Moving to a locally sustained food chain is just one way of future-proofing our food systems. Our ability to significantly reduce the carbon footprint of food and agriculture production, distribution, and waste is also part of the picture. It’s estimated that 30-40% of the food supply in the U.S. is wasted. While a 100 percent circular economy where waste is designed out of the ecosystem is still a ways off, several companies have started to prove this model. Rise Products uses spent grain from breweries in Brooklyn and Queens to create a barley flour that has twice as much protein, 12 times as much fiber, and one-third of the carbs of regular flour, and its underlying technology can also be applied to other by-products. Grounded Upcycling uses a similar process of up-cycling coffee grounds into products like mushroom substrate and biochemical extracts.

Systemic support

We all have the opportunity to move towards a food system that brings about positive environmental, economic, and social impact—something that’s necessary to take on the climate crisis. Øisten Thorsen of Newlab member company, FAI Farms, which works with both local farmers and multinational distributors, sees regenerative agriculture as a critical component. It goes beyond natural resource maintenance to the restoration of degraded soils and the development of a self-nourishing ecological system. A return of biodiversity—which offers health benefits for people and the planet—will be one of the many positive outcomes that could come from a systemic shift. 
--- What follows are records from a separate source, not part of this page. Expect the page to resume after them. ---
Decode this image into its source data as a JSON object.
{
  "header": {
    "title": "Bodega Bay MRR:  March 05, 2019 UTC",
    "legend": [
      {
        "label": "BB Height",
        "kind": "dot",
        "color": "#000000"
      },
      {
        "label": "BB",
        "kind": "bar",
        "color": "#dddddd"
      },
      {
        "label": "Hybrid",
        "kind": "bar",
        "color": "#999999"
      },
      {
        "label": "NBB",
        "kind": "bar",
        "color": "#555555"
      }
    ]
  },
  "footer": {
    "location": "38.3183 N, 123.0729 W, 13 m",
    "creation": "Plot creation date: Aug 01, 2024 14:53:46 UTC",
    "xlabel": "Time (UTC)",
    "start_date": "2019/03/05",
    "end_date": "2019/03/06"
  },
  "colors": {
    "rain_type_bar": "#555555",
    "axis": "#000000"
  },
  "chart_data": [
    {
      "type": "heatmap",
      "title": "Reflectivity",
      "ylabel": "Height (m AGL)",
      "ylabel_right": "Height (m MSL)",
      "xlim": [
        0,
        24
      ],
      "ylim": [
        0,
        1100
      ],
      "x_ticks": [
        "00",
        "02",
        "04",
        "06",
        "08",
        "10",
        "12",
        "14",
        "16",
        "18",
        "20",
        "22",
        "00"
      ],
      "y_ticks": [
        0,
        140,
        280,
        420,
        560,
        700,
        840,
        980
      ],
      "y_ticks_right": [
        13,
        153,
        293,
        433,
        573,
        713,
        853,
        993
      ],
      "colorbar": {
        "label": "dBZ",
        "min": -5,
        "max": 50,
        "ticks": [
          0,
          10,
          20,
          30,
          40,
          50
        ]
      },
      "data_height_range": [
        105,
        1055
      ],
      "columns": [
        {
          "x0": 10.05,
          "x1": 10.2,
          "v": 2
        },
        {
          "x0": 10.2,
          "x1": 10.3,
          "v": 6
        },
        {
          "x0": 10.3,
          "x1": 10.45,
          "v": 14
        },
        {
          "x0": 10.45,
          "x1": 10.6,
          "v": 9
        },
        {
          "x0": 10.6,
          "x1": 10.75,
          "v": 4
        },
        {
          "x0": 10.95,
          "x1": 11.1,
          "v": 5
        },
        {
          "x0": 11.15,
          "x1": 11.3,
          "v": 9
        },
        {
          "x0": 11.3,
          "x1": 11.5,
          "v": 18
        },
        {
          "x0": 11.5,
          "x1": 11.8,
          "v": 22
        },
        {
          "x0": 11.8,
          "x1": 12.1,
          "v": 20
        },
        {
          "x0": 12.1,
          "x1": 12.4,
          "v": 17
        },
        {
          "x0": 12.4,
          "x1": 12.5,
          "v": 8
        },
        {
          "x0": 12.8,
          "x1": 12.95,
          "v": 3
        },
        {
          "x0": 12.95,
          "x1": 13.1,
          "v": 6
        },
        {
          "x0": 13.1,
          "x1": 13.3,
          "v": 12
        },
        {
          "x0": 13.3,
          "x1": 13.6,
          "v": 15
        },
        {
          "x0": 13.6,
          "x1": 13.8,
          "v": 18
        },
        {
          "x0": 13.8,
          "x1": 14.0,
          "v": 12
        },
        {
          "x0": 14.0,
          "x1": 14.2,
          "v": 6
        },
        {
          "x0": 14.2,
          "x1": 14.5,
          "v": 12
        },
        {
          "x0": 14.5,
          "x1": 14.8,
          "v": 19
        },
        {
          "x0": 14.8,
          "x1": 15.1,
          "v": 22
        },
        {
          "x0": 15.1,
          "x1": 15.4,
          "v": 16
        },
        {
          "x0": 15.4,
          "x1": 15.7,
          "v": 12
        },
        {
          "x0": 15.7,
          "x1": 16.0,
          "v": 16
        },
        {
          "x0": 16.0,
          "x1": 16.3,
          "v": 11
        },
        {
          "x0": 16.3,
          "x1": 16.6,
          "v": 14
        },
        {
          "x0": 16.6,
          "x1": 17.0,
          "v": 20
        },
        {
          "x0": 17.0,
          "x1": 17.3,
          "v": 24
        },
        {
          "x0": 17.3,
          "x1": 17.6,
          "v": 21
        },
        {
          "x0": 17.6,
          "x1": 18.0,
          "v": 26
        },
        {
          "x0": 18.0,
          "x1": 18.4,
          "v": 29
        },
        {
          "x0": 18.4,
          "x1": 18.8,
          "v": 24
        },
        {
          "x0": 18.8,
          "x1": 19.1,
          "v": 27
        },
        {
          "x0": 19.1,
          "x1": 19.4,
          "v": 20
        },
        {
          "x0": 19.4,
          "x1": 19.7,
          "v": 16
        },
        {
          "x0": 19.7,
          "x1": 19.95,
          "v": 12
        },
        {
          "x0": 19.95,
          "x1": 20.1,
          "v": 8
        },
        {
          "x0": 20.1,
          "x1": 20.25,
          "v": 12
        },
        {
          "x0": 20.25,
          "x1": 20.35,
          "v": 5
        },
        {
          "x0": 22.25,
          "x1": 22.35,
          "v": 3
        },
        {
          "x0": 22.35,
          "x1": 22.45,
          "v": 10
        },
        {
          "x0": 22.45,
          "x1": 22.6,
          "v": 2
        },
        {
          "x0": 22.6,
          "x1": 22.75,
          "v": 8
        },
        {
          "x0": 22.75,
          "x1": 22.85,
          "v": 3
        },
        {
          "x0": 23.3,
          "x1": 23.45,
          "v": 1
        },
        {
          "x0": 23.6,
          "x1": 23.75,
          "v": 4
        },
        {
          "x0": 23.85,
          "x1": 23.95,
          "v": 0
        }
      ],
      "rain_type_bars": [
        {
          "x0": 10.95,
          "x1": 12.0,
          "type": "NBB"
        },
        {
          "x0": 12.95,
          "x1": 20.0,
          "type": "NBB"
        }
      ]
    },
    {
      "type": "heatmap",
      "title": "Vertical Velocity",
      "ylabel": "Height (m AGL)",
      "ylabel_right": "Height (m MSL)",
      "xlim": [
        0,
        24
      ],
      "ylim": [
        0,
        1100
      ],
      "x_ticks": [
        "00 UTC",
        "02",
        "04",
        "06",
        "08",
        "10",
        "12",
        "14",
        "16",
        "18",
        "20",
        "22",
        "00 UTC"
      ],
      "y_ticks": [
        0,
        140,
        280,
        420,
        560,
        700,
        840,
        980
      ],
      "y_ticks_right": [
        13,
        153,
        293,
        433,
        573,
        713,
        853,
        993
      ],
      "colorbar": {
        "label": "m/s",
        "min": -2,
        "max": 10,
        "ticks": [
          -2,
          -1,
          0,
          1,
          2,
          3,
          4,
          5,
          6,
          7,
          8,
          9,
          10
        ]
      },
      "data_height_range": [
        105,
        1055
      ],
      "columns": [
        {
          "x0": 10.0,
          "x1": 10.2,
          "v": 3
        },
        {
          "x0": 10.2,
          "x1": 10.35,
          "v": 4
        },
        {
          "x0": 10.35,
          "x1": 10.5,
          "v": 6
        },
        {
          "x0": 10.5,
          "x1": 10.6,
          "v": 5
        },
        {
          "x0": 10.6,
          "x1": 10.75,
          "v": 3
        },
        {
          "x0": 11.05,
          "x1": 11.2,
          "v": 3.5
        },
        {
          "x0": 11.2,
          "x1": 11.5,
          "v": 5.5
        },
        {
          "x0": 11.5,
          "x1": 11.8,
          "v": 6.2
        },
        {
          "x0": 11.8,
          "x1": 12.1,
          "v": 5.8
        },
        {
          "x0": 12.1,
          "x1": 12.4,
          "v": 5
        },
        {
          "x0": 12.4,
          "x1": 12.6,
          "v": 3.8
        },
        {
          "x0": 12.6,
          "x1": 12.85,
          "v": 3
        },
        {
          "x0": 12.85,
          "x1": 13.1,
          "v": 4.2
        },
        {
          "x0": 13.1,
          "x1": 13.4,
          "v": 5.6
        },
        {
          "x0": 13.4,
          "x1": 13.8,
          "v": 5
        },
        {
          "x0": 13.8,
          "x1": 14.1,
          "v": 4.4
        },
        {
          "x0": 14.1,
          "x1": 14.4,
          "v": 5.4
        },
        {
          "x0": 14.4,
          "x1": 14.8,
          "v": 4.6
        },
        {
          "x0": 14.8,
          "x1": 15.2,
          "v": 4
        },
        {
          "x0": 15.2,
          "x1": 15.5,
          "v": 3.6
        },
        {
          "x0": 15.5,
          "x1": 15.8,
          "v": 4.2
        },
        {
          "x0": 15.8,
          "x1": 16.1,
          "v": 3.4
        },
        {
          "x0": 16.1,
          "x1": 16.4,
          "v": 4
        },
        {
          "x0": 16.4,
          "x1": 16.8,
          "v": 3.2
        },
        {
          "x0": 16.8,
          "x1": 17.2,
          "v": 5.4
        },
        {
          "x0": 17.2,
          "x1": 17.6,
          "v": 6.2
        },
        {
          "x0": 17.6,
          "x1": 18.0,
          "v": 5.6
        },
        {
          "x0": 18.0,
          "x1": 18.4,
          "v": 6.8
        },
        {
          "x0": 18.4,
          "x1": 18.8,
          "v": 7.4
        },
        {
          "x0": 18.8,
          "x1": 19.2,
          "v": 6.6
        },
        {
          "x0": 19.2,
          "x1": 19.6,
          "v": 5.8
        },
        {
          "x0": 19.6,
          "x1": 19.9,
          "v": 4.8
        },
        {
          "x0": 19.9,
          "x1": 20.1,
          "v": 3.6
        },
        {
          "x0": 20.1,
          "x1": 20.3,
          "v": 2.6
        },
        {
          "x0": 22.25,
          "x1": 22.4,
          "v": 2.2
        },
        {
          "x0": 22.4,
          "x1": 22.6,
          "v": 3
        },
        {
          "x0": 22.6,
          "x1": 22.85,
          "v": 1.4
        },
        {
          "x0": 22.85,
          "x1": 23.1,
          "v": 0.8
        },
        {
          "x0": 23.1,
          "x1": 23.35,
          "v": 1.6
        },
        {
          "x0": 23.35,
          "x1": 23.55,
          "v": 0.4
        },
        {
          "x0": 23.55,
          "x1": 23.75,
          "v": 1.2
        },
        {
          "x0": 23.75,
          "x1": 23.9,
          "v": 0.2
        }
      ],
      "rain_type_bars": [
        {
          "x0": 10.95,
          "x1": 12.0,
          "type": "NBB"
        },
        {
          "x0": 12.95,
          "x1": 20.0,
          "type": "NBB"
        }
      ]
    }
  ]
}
The role multinational chains play in the future of our food system shouldn’t be overlooked—when they make changes, the impact on the environment is massive. According to Jacquelyn Howard, VP of Global Supply Chain at Starbucks, “food is a people business.” Starbucks’ “open source” C.A.F.E initiative, which was established in 2004, takes into account over 200 indicators to ensure a supply of high-quality coffee that positively impacts coffee farmers and their communities. Maintaining an agile supply chain that incorporates small and midsize producers requires innovation at all levels. Further decentralization and a commitment to resellers and consumers made by policymakers are necessary to ensure players outside of industrial agriculture are economically viable. To get there we will need to help farmers leverage technologies and techniques to improve their efficiency and yield. 

For systemic, sustainable change to take hold, it needs to start at the farm level and progress through the entire food supply chain. Our collective goal should be for safety, efficiency, and accessibility. While technology will help us get there, we need to commit to putting humans at the center—from the livelihood of farmers to the imperative for all people to have access to fresh and nutritious food.